Chapter 5 Scrubbing Data - 5.2 Common Scrub Operations for Plain Text - 《Data Science at the Command Line》

5.2 Common Scrub Operations for Plain Text

5.2 Common Scrub Operations for Plain Text

In this section we describe common scrubbing operations for plain text. Formally, plain text refers to a sequence of human-readable characters and optionally, some specific types of control characters (for example a tab or a newline) (see: http://www.linfo.org/plain_text.html). Examples include: e-books, emails, log files, and source code.

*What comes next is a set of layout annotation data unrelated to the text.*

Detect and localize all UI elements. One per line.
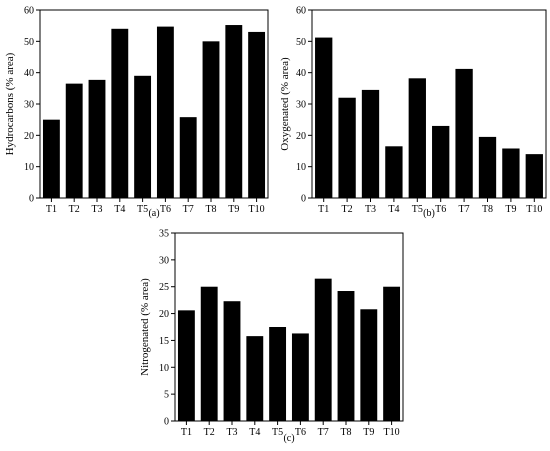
bar-t5 [269, 327, 287, 421]
y-tick-label: 20 [296, 131, 306, 142]
x-tick-label: T10 [249, 204, 265, 215]
x-tick-label: T7 [318, 427, 329, 438]
x-tick-label: T4 [249, 427, 260, 438]
x-tick-label: T9 [505, 204, 516, 215]
bar-t10 [248, 31, 266, 198]
bar-t6 [156, 26, 174, 199]
y-tick-label: 15 [159, 336, 169, 347]
chart-panel-hydrocarbons: 0 10 20 30 40 50 60 T1 T2 T3 T4 T5 T6 T7 T8 T9 T10 Hydroc… [4, 6, 269, 219]
x-tick-label: T3 [365, 204, 376, 215]
x-tick-label: T5 [137, 204, 148, 215]
y-tick-label: 20 [24, 131, 34, 142]
x-tick-label: T8 [482, 204, 493, 215]
bar-t7 [179, 117, 197, 198]
y-tick-label: 0 [301, 194, 306, 205]
bar-t6 [291, 333, 309, 421]
x-tick-label: T8 [205, 204, 216, 215]
x-tick-label: T10 [526, 204, 542, 215]
y-tick-label: 0 [164, 417, 169, 428]
bar-t1 [177, 310, 195, 421]
bar-t10 [525, 154, 543, 198]
plot-frame [174, 232, 404, 422]
bar-t10 [383, 286, 401, 421]
bar-t1 [42, 119, 60, 198]
bar-t4 [385, 146, 403, 198]
y-tick-label: 30 [24, 100, 34, 111]
bar-t9 [360, 309, 378, 421]
chart-panel-nitrogenated: 0 5 10 15 20 25 30 35 T1 T2 T3 T4 T5 T6 T7 T8 T9 T10 Nitro… [139, 229, 404, 444]
y-axis-title: Hydrocarbons (% area) [4, 52, 16, 155]
x-tick-label: T3 [226, 427, 237, 438]
x-tick-label: T1 [318, 204, 329, 215]
x-tick-label: T9 [363, 427, 374, 438]
bar-t3 [88, 79, 106, 198]
x-tick-label: T5 [412, 204, 423, 215]
bar-t1 [315, 37, 333, 198]
bar-t7 [314, 278, 332, 421]
x-tick-label: T9 [228, 204, 239, 215]
y-tick-label: 35 [159, 229, 169, 240]
x-tick-label: T1 [46, 204, 57, 215]
x-tick-label: T6 [295, 427, 306, 438]
x-tick-label: T6 [435, 204, 446, 215]
x-tick-label: T6 [160, 204, 171, 215]
y-tick-label: 10 [296, 162, 306, 173]
bar-t9 [502, 148, 520, 198]
x-tick-label: T4 [114, 204, 125, 215]
bar-t8 [202, 41, 220, 199]
y-tick-label: 30 [159, 255, 169, 266]
y-tick-label: 30 [296, 100, 306, 111]
bar-t3 [223, 301, 241, 421]
x-tick-label: T4 [388, 204, 399, 215]
y-tick-label: 5 [164, 390, 169, 401]
y-tick-label: 10 [24, 162, 34, 173]
x-tick-label: T1 [181, 427, 192, 438]
x-tick-label: T7 [183, 204, 194, 215]
bar-t8 [478, 136, 497, 198]
x-tick-label: T2 [204, 427, 215, 438]
bar-t2 [65, 83, 83, 198]
bar-t2 [200, 286, 218, 421]
bar-t9 [225, 25, 243, 199]
bar-t5 [408, 78, 426, 198]
y-tick-label: 0 [29, 194, 34, 205]
x-tick-label: T3 [91, 204, 102, 215]
x-tick-label: T5 [272, 427, 283, 438]
panel-label: (a) [148, 208, 159, 219]
bar-t5 [134, 75, 152, 198]
y-tick-label: 25 [159, 282, 169, 293]
y-tick-label: 50 [296, 37, 306, 48]
x-tick-label: T8 [340, 427, 351, 438]
bar-t4 [111, 28, 129, 198]
y-tick-label: 60 [296, 6, 306, 17]
panel-label: (c) [283, 433, 294, 444]
y-tick-label: 40 [24, 68, 34, 79]
bar-t7 [455, 68, 473, 198]
bar-t4 [246, 336, 264, 421]
y-tick-label: 50 [24, 37, 34, 48]
bar-t6 [432, 125, 450, 198]
y-axis-title: Oxygenated (% area) [279, 57, 291, 151]
y-tick-label: 10 [159, 363, 169, 374]
chart-panel-oxygenated: 0 10 20 30 40 50 60 T1 T2 T3 T4 T5 T6 T7 T8 T9 T10 Oxygen… [279, 6, 547, 219]
y-axis-title: Nitrogenated (% area) [139, 278, 151, 376]
bar-t8 [337, 291, 355, 421]
x-tick-label: T10 [384, 427, 400, 438]
x-tick-label: T7 [459, 204, 470, 215]
y-tick-label: 40 [296, 68, 306, 79]
panel-label: (b) [423, 208, 435, 219]
bar-t2 [338, 97, 356, 198]
y-tick-label: 20 [159, 309, 169, 320]
bar-t3 [361, 89, 380, 198]
x-tick-label: T2 [342, 204, 353, 215]
x-tick-label: T2 [69, 204, 80, 215]
y-tick-label: 60 [24, 6, 34, 17]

For the purpose of this book, we assume that the plain text contains some data, and that it has no clear tabular structure (like the CSV format) or nested structure (like the JSON and HTML formats). We discuss those formats later in this chapter. Although these operations can also be applied to CSV, JSON and XML/HTML formats, keep in mind that the tools treat the data as plain text.

5.2.1 Filtering Lines

The first scrubbing operation is filtering lines. This means that from the input data, each line will be evaluated whether it may be passed on as output.

5.2.1.1 Based on Location

The most straightforward way to filter lines is based on their location. This may be useful when you want to inspect, say, the top 10 lines of a file, or when you extract a specific row from the output of another command-line tool. To illustrate how to filter based on location, let’s create a dummy file that contains 10 lines:

$ seq -f "Line %g" 10 | tee data/lines
Line 1
Line 2
Line 3
Line 4
Line 5
Line 6
Line 7
Line 8
Line 9
Line 10

We can print the first 3 lines using either head, sed, or awk:

$ < lines head -n 3
$ < lines sed -n '1,3p'
$ < lines awk 'NR<=3'
Line 1
Line 2
Line 3

Similarly, we can print the last 3 lines using tail (Rubin, MacKenzie, Taylor, et al. 2012):

$ < lines tail -n 3
Line 8
Line 9
Line 10

You can also you use sed and awk for this, but tail is much faster.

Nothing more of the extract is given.